Switzerland's Social Democratic Party is ready to drop objections to a deal ending a bitter US tax dispute against UBS, the world's second-largest asset manager, if Berne introduces a tax on bankers' bonuses.
"There needs to be a tax on bonuses," justice minister Eveline Widmer-Schlumpf said about the Social Democrats' demands in an interview in today's Tages-Anzeiger. "In principle I support the Social Democrats' requests," she said.
But she added there may not be enough time to formally introduce new legislation on variable compensation before Parliament votes on the UBS deal.
The votes of the Social Democrats, the Alpine nation's second-biggest party, could make or break the deal, struck last August, to hand over data on 4,450 clients of UBS suspected of hiding money from the US tax authorities. The bigger, right-wing SVP has said it would vote against the deal.
If parliamentarians reject the US tax deal, preventing Switzerland from handing over the client data within a year as agreed, US authorities could reopen damaging legal proceedings against the bank, Ms Widmer-Schlumpf warned.

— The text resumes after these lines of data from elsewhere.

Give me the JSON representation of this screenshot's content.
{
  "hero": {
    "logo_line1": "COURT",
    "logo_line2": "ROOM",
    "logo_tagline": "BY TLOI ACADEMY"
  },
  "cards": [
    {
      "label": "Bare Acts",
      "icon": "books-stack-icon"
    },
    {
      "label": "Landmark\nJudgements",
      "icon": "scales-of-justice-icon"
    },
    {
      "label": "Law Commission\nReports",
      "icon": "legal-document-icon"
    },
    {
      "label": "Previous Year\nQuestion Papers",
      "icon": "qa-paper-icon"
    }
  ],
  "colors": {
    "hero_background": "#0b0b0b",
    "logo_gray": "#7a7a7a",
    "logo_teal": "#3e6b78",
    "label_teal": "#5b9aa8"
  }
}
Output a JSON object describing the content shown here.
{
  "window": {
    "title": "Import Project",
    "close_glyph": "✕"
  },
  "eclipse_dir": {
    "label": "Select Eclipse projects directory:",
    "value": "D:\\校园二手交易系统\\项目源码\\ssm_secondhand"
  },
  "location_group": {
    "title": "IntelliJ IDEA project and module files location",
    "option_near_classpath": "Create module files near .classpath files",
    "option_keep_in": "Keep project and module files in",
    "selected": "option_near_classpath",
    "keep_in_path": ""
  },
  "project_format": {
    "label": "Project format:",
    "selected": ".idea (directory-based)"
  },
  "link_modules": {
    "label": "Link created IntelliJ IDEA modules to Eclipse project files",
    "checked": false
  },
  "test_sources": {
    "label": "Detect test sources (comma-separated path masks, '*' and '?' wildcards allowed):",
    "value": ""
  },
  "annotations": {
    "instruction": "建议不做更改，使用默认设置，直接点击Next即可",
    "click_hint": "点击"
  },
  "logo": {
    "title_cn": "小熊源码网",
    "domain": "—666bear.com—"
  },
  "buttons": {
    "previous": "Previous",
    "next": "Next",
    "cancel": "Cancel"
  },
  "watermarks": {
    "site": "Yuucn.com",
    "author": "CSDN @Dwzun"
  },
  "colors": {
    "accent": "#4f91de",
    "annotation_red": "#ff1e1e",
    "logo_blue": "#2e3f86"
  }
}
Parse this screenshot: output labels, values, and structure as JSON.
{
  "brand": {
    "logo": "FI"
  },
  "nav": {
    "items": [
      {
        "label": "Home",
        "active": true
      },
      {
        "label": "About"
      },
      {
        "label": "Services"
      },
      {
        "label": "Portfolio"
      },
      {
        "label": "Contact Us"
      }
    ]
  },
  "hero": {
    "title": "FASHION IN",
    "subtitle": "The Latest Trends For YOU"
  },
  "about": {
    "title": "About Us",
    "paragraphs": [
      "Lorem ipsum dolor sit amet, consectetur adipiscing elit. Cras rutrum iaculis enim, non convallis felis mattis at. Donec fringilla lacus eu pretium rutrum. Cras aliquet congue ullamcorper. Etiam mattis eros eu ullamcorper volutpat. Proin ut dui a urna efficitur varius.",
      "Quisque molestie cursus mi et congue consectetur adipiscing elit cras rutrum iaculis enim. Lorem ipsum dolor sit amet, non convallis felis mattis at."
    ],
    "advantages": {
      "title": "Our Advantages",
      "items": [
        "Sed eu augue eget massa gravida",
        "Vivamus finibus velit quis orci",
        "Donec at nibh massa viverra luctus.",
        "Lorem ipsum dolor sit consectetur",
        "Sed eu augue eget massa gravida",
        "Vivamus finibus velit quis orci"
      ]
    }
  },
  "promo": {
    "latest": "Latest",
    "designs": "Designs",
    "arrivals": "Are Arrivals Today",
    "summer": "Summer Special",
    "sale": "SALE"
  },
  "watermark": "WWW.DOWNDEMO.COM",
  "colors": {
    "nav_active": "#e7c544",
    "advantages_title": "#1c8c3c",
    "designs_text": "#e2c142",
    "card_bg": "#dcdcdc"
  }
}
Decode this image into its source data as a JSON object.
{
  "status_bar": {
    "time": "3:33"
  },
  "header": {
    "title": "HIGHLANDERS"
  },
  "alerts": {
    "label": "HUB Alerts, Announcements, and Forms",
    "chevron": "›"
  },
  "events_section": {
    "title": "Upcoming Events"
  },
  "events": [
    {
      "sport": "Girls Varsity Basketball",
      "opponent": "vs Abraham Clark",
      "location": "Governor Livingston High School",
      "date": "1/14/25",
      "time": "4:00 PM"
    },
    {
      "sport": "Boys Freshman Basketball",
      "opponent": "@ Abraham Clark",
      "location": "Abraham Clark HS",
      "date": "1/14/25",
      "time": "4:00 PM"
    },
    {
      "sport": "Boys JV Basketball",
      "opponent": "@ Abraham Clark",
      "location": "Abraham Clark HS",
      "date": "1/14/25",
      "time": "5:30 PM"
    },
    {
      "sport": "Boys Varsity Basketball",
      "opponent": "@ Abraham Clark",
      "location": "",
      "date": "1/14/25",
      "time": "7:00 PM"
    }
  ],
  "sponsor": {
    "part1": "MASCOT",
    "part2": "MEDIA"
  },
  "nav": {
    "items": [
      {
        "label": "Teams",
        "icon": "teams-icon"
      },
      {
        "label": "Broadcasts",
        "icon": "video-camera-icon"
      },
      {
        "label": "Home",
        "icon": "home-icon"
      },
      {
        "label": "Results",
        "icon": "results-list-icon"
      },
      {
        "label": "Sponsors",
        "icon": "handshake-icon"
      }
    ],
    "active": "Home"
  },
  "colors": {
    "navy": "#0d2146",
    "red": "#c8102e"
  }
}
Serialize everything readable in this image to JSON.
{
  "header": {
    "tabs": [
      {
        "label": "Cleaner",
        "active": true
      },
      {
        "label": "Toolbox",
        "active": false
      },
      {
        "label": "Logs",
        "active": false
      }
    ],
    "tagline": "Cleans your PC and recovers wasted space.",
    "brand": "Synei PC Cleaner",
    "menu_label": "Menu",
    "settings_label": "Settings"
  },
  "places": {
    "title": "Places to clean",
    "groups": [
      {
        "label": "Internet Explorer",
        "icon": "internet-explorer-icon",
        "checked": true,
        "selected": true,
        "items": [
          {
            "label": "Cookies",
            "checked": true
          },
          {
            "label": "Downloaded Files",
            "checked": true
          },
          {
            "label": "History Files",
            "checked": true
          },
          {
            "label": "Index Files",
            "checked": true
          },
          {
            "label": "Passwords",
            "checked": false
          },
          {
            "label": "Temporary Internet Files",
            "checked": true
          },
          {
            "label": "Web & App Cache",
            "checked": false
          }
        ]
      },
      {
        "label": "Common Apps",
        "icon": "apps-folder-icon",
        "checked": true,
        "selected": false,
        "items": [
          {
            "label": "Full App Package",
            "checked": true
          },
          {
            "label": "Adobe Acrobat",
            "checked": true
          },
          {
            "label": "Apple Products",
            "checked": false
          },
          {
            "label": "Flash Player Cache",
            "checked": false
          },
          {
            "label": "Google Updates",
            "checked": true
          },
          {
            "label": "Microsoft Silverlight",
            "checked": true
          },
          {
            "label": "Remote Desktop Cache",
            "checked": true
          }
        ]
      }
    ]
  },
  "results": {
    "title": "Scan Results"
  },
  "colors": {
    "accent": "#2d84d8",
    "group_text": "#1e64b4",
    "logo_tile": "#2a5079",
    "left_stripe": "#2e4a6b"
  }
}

"The United States would use every level of escalation available to it under the terms of the treaty," the minister said, adding this would force UBS to hand over client data to U.S. authorities directly, breaking Swiss bank secrecy laws.
Large bonus packages have angered many Swiss voters and investors after UBS booked the biggest annual loss in Swiss corporate history and needed taxpayers to dig deep into their pockets to help it in 2008.
UBS and Credit Suisse stoked these heated tempers further last month by awarding top bankers multi-million dollar bonuses.
A source close to the finance ministry told Reuters earlier this month that the ministry would consider putting a ceiling on how much bankers' pay can be charged as a cost before corporate income tax.